3. Read and watch content with neurodivergent characters

This can be challenging, but there are an increasing number of books and films which include representations of neurodivergent conditions, admittedly some more sensitively than others. A study was recently done which explored the importance of representation to neurodivergent young people. One interesting finding which emerged was that they didn’t feel a story needed to necessarily be about the condition in question, but rather that the condition was simply a small part of the story. After all, having ADHD or dyslexia or being autistic isn’t all you are – it says nothing about your sense of humour, your sense of style or the type of person you are. It’s just part of who you are. To paraphrase, if you’ve met one neurodivergent person, you’ve met one neurodivergent person.

4. Speak up about neurodiversity – spread the word!

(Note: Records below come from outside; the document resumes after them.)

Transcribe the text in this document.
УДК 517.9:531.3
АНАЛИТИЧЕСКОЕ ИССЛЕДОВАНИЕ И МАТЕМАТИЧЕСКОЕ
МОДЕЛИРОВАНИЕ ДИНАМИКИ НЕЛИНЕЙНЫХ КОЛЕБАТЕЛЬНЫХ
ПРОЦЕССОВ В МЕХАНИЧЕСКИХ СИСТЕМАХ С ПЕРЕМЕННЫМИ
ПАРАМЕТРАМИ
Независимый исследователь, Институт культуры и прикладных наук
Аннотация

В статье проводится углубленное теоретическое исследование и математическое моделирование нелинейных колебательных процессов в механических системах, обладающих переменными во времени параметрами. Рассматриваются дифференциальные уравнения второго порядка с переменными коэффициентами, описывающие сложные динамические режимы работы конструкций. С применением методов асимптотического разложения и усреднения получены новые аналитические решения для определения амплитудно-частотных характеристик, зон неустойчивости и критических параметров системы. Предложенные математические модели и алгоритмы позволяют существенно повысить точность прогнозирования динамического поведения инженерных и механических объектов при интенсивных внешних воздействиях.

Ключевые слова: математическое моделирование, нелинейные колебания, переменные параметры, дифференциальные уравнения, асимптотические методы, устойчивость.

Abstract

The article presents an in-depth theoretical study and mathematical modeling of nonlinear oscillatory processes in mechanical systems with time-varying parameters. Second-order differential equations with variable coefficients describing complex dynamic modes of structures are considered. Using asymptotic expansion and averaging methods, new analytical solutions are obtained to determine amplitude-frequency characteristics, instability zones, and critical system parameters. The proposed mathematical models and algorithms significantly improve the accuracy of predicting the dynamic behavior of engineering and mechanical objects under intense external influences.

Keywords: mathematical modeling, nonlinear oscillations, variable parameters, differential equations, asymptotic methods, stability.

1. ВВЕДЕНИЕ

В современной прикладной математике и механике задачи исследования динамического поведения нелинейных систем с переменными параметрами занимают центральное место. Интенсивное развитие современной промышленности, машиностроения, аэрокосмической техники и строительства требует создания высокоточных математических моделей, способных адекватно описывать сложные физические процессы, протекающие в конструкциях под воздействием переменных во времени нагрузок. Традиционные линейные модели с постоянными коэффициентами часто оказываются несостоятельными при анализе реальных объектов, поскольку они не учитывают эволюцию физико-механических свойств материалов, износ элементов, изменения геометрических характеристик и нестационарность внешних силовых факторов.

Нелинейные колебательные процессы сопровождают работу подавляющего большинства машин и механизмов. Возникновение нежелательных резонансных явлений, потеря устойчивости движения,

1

There are a lot of misunderstandings around the concept of neurodiversity and the various neurodivergent conditions. As a neurodivergent person, you can add so much value to conversations around the issues.

Be Yourself

Being neurodivergent can be really challenging and sometimes it can be easier to just try to fit the mould rather than ask for the help you need. It can feel like you’re making too much of a fuss or that you shouldn’t have to ask for help, but remember that asking for those accommodations and help isn’t selfish at all. In fact, it’s not even entirely about you – when we make the world better for ourselves as neurodivergent people, we make it better for everyone.